McEnaney was presented with a street fight and had the thankless task of choosing the scapegoats. At yesterday's screening, there was some laughter at the now familiar images of both teams flaking away at each other, but it might have been pointed out that "the fight" has become one of the most enduring Gaelic football images of the 1990s. For antiGAA factions, it serves as a very emblem of the games.

And while the Barrett-Curley incident was an isolated case of a seemingly decent man succumbing to a flash of insanity, the film demonstrates the natural upset caused to the official's family and the shame felt by the manager. But as Barrett himself points out, the elasticity and inconsistency of the rules can bring frustrated participants to the point of sheer rage. By highlighting the constant fouls which McEnaney, Curley and their colleagues are asked to judge upon every Sunday, this film hammers home the fact that Gaelic football treads a fine line between high-octane aggression and pure violence. The former is seen as an indelible part of the sport but, too often, the latter is treated with tacit approval by the wider GAA community.

It is within this culture that modern referees are asked to operate in return for, as Dympna Curley points out, 30 pence a mile and a maximum of £15 for a bite to eat.

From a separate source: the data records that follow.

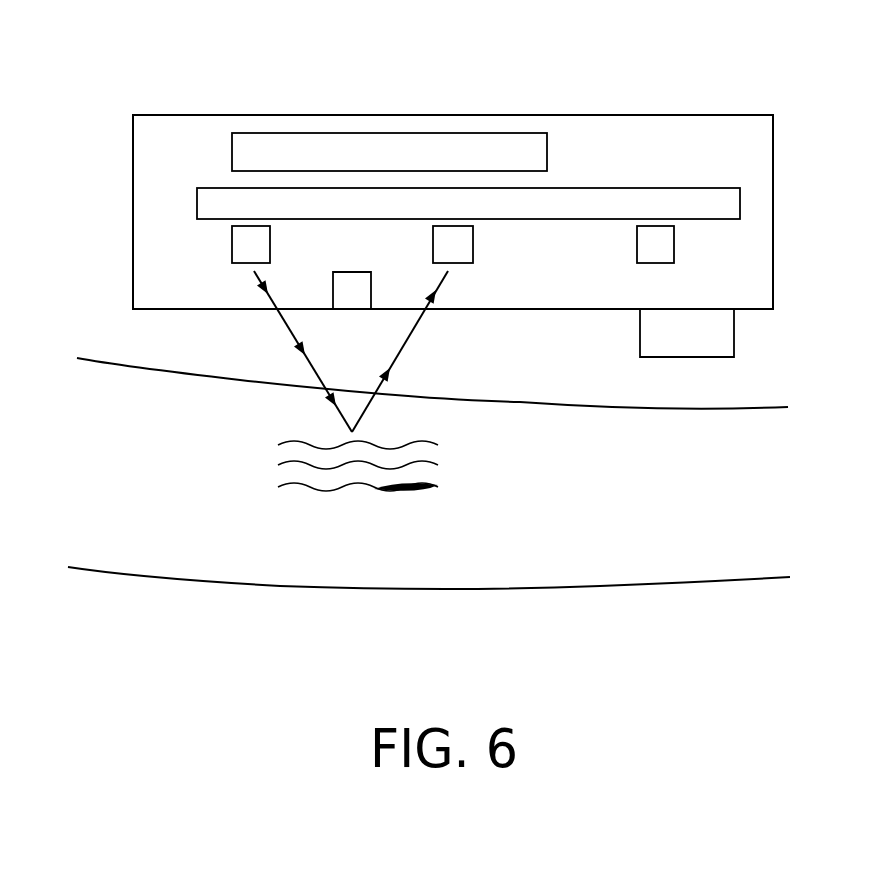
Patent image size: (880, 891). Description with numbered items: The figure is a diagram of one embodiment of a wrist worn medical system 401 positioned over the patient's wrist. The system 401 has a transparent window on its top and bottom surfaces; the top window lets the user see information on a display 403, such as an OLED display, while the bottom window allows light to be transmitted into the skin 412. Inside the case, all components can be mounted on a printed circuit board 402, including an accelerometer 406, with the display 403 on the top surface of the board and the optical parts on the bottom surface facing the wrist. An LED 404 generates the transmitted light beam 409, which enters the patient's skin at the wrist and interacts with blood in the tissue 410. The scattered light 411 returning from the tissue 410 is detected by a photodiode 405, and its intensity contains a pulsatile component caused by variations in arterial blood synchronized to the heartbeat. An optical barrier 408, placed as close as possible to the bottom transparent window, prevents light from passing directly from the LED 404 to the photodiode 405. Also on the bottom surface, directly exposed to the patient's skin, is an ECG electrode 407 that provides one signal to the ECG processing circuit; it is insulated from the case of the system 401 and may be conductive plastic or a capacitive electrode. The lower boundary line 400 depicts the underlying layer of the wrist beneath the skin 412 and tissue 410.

The tissue/skin layer 400 is at (121, 595).
The wrist worn medical system 401 is at (612, 77).
The printed circuit board 402 is at (205, 203).
The display 403 is at (532, 148).
The LED 404 is at (240, 245).
The photodiode 405 is at (463, 245).
The accelerometer 406 is at (667, 245).
The ECG electrode 407 is at (648, 338).
The optical barrier 408 is at (348, 278).
The transmitted light beam 409 is at (290, 338).
The tissue 410 is at (258, 481).
The scattered light 411 is at (407, 343).
The skin 412 is at (117, 362).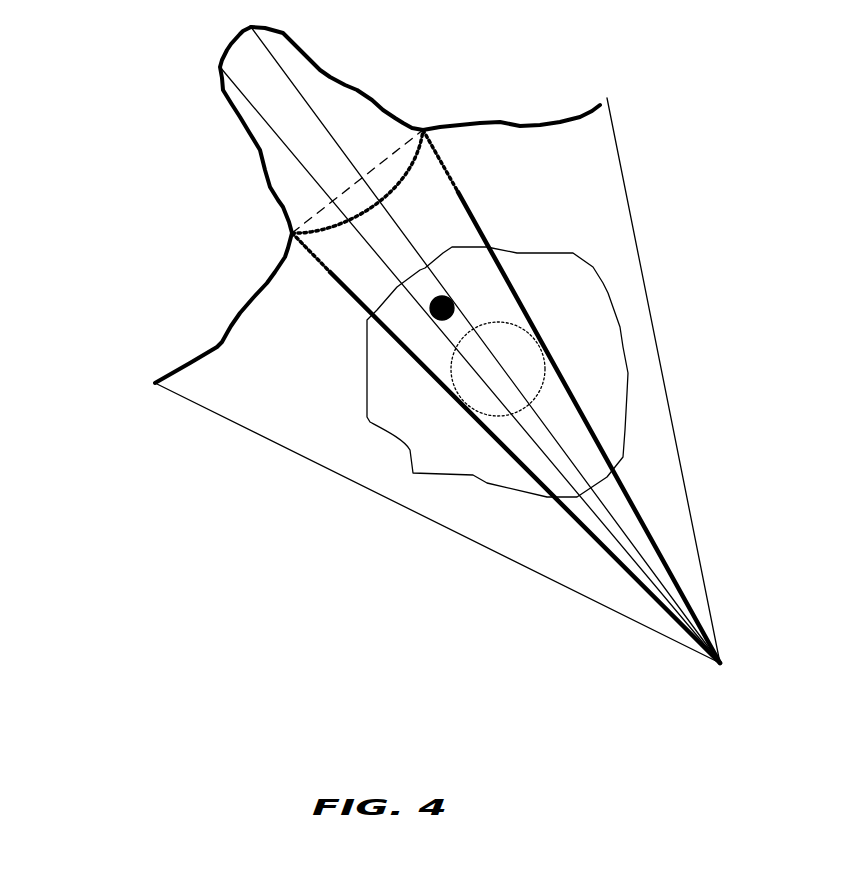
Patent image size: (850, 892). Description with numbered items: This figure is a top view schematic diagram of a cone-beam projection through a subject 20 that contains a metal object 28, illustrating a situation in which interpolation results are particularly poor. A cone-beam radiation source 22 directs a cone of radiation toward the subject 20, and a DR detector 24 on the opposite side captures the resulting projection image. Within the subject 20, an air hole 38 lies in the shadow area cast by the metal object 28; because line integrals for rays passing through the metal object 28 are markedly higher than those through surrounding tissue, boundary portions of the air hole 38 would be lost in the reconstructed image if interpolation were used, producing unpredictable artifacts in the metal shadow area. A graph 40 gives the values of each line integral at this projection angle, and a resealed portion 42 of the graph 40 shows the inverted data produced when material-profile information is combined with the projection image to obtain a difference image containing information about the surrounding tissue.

The subject 20 is at (622, 343).
The cone-beam radiation source 22 is at (717, 668).
The DR detector 24 is at (188, 373).
The metal object 28 is at (533, 392).
The air hole 38 is at (444, 305).
The graph 40 is at (265, 187).
The resealed portion 42 is at (402, 180).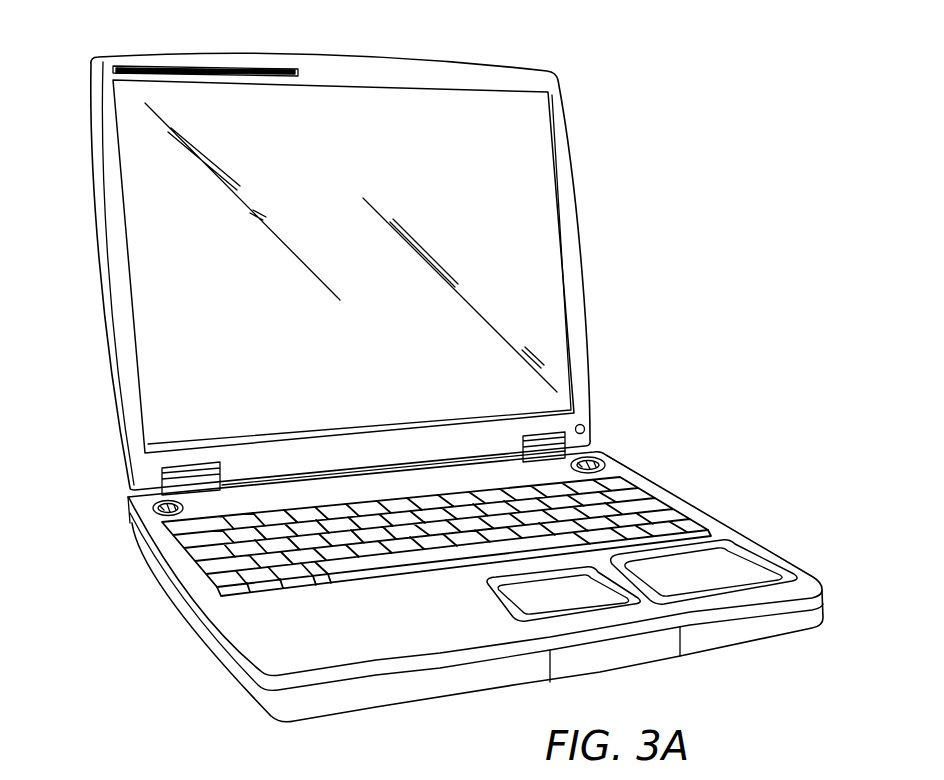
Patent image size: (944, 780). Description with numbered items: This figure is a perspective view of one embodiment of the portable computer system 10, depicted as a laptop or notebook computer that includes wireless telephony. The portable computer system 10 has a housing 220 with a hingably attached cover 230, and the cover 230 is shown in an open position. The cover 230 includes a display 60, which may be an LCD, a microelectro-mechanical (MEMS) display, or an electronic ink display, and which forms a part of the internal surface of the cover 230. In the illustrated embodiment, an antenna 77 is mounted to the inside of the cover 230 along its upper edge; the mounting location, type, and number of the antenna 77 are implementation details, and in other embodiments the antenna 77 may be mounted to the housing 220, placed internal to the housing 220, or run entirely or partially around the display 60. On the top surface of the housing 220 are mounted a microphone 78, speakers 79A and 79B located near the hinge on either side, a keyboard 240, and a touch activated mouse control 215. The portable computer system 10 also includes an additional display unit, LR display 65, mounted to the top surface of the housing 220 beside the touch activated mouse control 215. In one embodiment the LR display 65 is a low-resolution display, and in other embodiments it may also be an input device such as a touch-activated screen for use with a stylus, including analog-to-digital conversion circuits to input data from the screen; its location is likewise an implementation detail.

The portable computer system 10 is at (612, 100).
The display 60 is at (537, 240).
The LR display 65 is at (740, 568).
The antenna 77 is at (233, 72).
The microphone 78 is at (588, 424).
The speaker 79A is at (606, 461).
The speaker 79B is at (153, 507).
The touch activated mouse control 215 is at (522, 602).
The housing 220 is at (760, 628).
The cover 230 is at (354, 72).
The keyboard 240 is at (645, 506).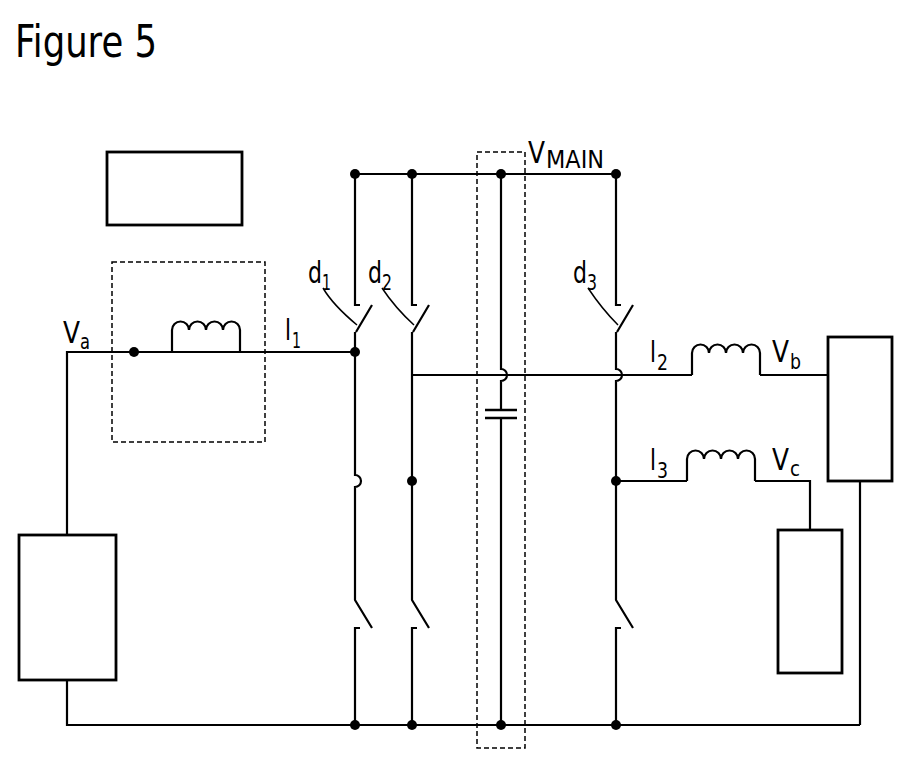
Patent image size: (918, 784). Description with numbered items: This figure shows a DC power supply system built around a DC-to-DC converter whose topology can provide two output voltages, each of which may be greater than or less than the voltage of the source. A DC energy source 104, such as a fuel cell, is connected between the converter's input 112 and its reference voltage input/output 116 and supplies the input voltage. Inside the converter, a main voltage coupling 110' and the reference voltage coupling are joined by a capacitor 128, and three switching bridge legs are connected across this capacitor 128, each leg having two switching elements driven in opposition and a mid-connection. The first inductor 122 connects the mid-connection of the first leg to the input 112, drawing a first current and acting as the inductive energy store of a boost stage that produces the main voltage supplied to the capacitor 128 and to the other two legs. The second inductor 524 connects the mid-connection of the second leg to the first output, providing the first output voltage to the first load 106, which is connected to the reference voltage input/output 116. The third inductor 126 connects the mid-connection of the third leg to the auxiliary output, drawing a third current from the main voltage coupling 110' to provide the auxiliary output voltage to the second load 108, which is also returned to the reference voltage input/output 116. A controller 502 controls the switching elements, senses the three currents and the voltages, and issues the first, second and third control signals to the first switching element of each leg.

The controller 502 is at (165, 190).
The first inductor 122 is at (205, 322).
The input 112 is at (70, 441).
The DC energy source 104 is at (88, 596).
The reference voltage input/output 116 is at (163, 722).
The main voltage coupling 110' is at (486, 411).
The capacitor 128 is at (510, 420).
The second inductor 524 is at (718, 345).
The third inductor 126 is at (728, 452).
The first load 106 is at (882, 388).
The second load 108 is at (832, 583).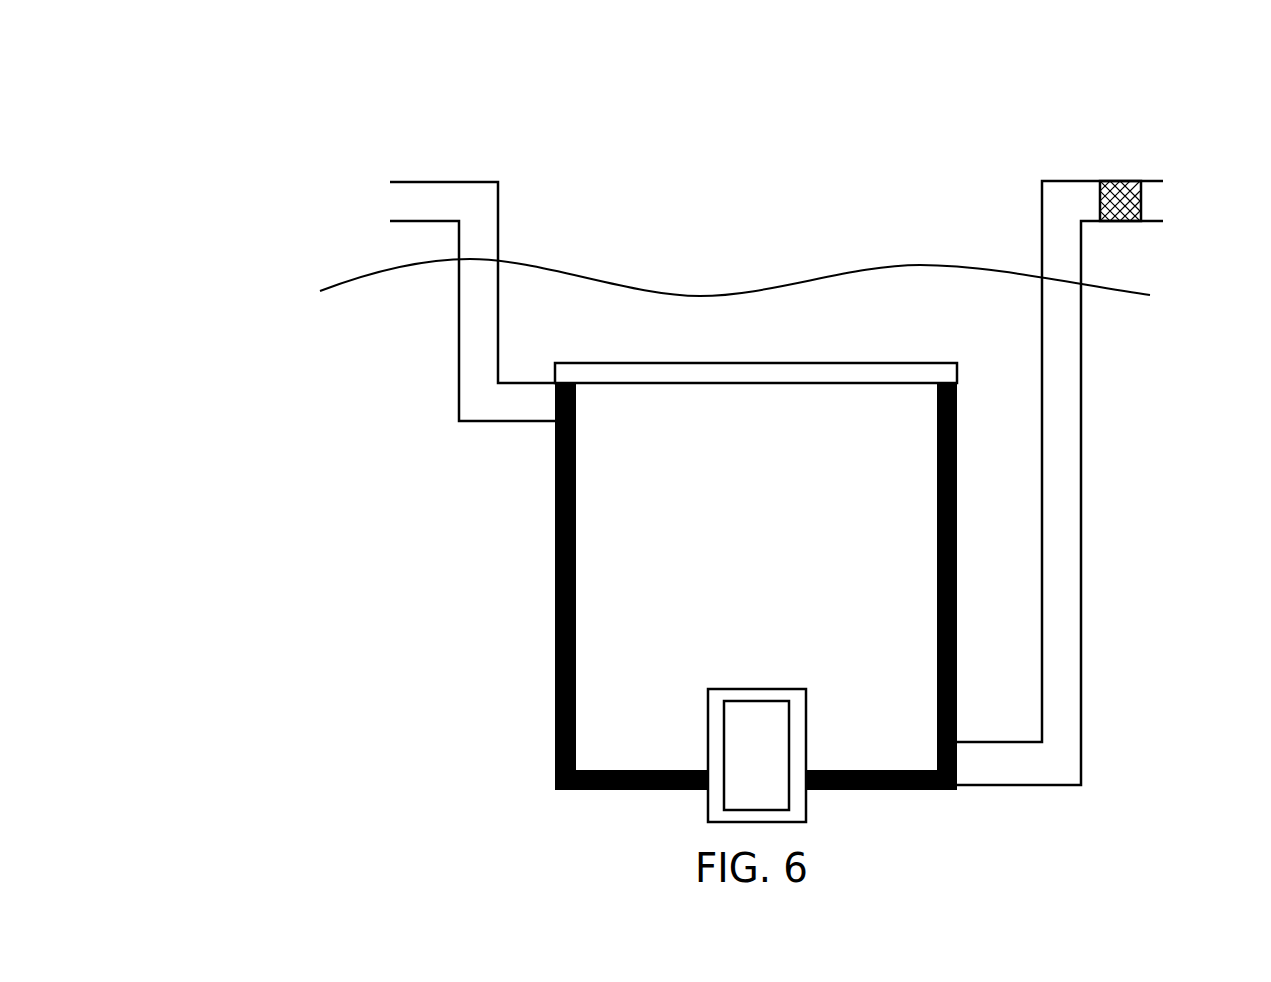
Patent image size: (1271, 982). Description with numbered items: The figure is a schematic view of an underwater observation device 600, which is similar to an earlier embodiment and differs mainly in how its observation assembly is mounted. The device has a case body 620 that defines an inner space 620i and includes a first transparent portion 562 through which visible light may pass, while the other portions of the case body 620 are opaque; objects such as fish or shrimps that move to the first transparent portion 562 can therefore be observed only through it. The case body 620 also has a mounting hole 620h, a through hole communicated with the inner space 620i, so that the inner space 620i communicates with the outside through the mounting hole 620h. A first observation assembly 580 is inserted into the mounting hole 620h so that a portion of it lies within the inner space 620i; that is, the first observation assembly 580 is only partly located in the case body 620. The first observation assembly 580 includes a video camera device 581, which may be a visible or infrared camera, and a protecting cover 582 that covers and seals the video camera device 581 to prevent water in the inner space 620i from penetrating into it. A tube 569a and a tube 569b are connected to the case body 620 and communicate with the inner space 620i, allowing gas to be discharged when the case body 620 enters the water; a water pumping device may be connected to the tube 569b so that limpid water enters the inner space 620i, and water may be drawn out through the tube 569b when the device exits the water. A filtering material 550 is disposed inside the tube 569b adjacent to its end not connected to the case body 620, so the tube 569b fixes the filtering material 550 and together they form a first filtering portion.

The underwater observation device 600 is at (148, 67).
The case body 620 is at (555, 578).
The inner space 620i is at (611, 423).
The mounting hole 620h is at (680, 750).
The first transparent portion 562 is at (871, 370).
The tube 569a is at (468, 345).
The tube 569b is at (1068, 397).
The filtering material 550 is at (1142, 200).
The first observation assembly 580 is at (758, 697).
The video camera device 581 is at (769, 716).
The protecting cover 582 is at (722, 688).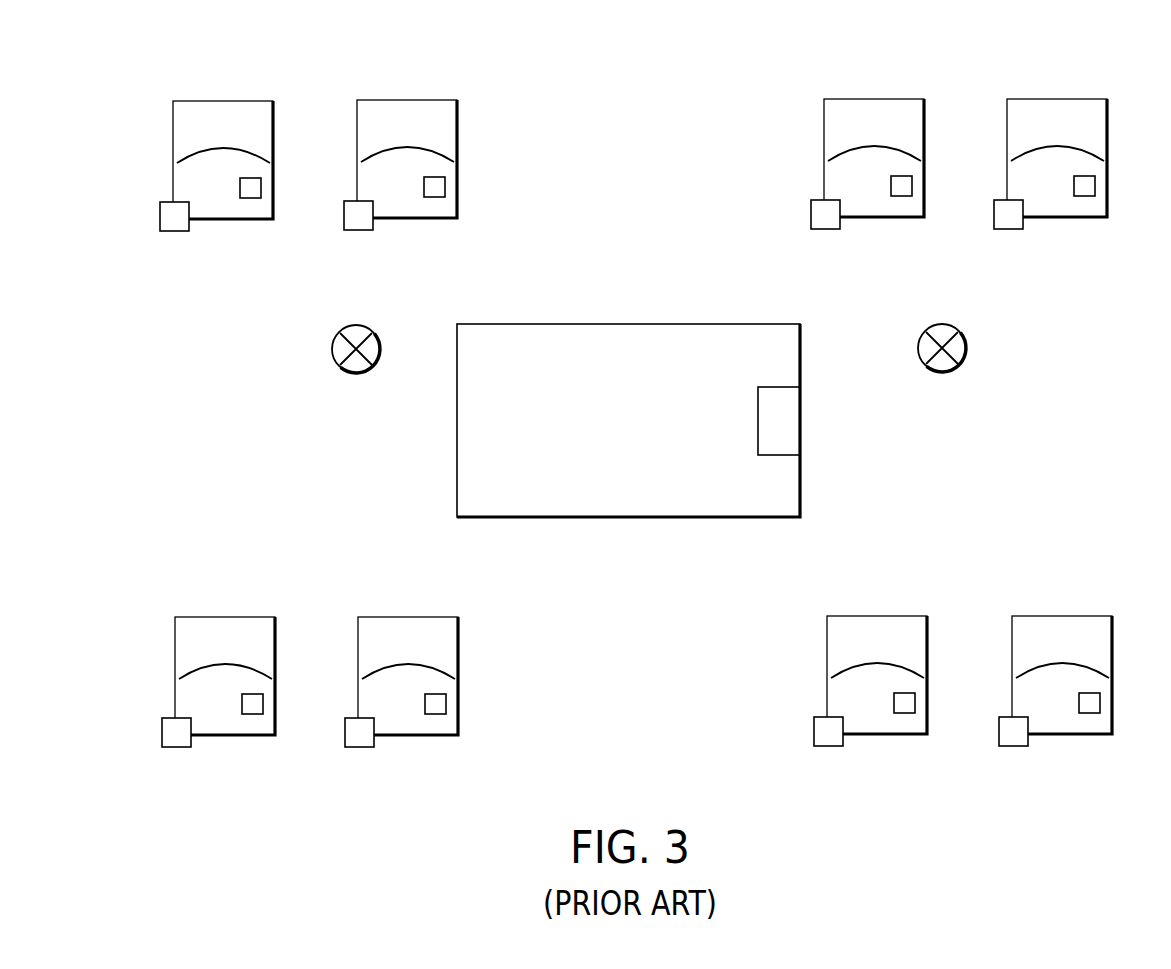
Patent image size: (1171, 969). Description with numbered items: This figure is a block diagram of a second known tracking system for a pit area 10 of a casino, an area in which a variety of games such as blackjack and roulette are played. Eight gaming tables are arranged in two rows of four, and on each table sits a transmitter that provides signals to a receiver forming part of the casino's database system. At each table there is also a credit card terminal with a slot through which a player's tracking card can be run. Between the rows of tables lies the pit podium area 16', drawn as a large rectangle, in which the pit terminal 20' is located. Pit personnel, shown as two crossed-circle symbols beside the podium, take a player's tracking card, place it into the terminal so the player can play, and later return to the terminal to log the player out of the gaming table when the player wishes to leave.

The pit area 10 is at (404, 847).
The pit podium area 16' is at (660, 393).
The pit terminal 20' is at (810, 421).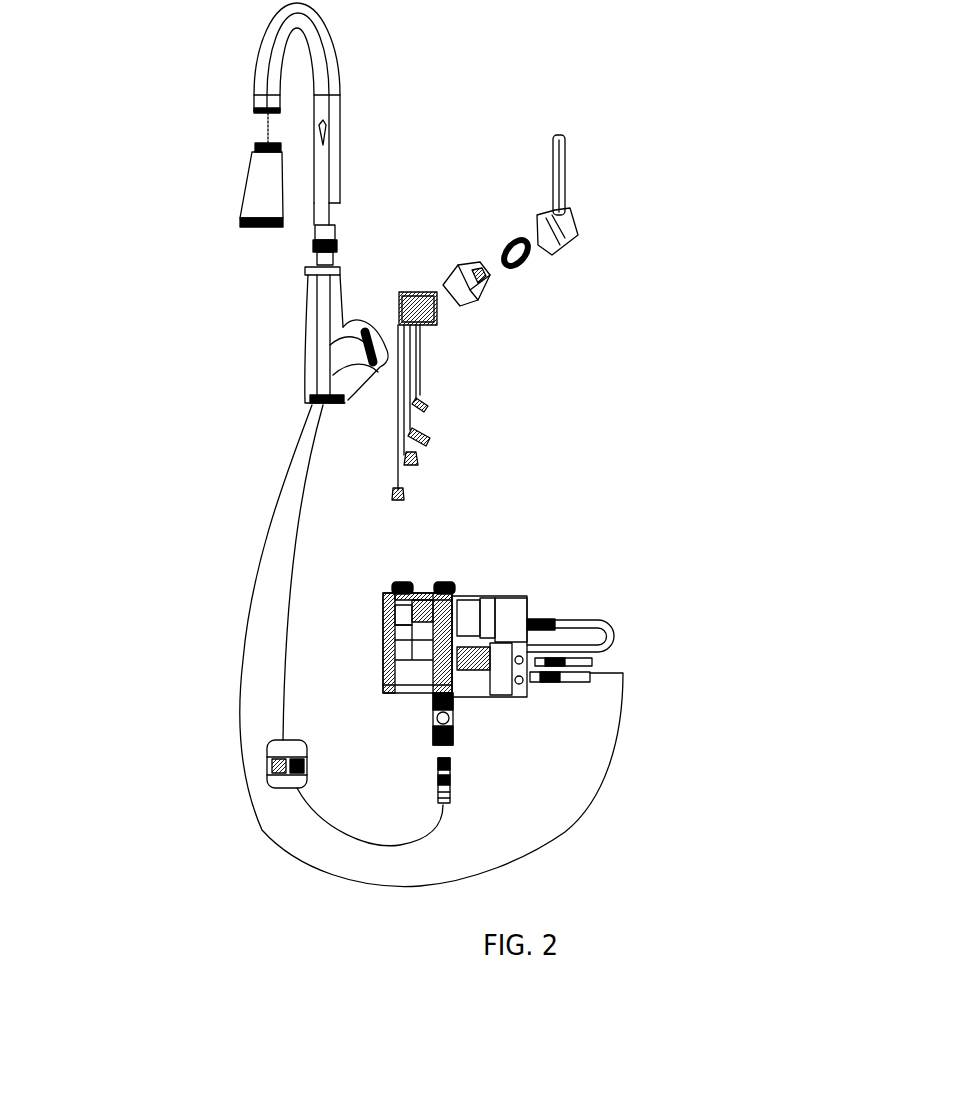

Blowing the Whistle is as valuable an evaluation of the GAA as the ground breaking 1998 film, A Season of Sundays. Like Pat Comer's documentary, it confirms that GAA environs are peppered with fascinating men who curse incessantly, that the games are sustained by a unique spirit, that ordinary, everyday people simply love them and feel privileged to serve them. And that, at their best, they are thrilling.

These fine elements are at the heart of this welcome and vivid insight but, most importantly, the film communicates the sense that Gaelic football needs to establish a clearer definition of itself before one of these fine days it simply combusts.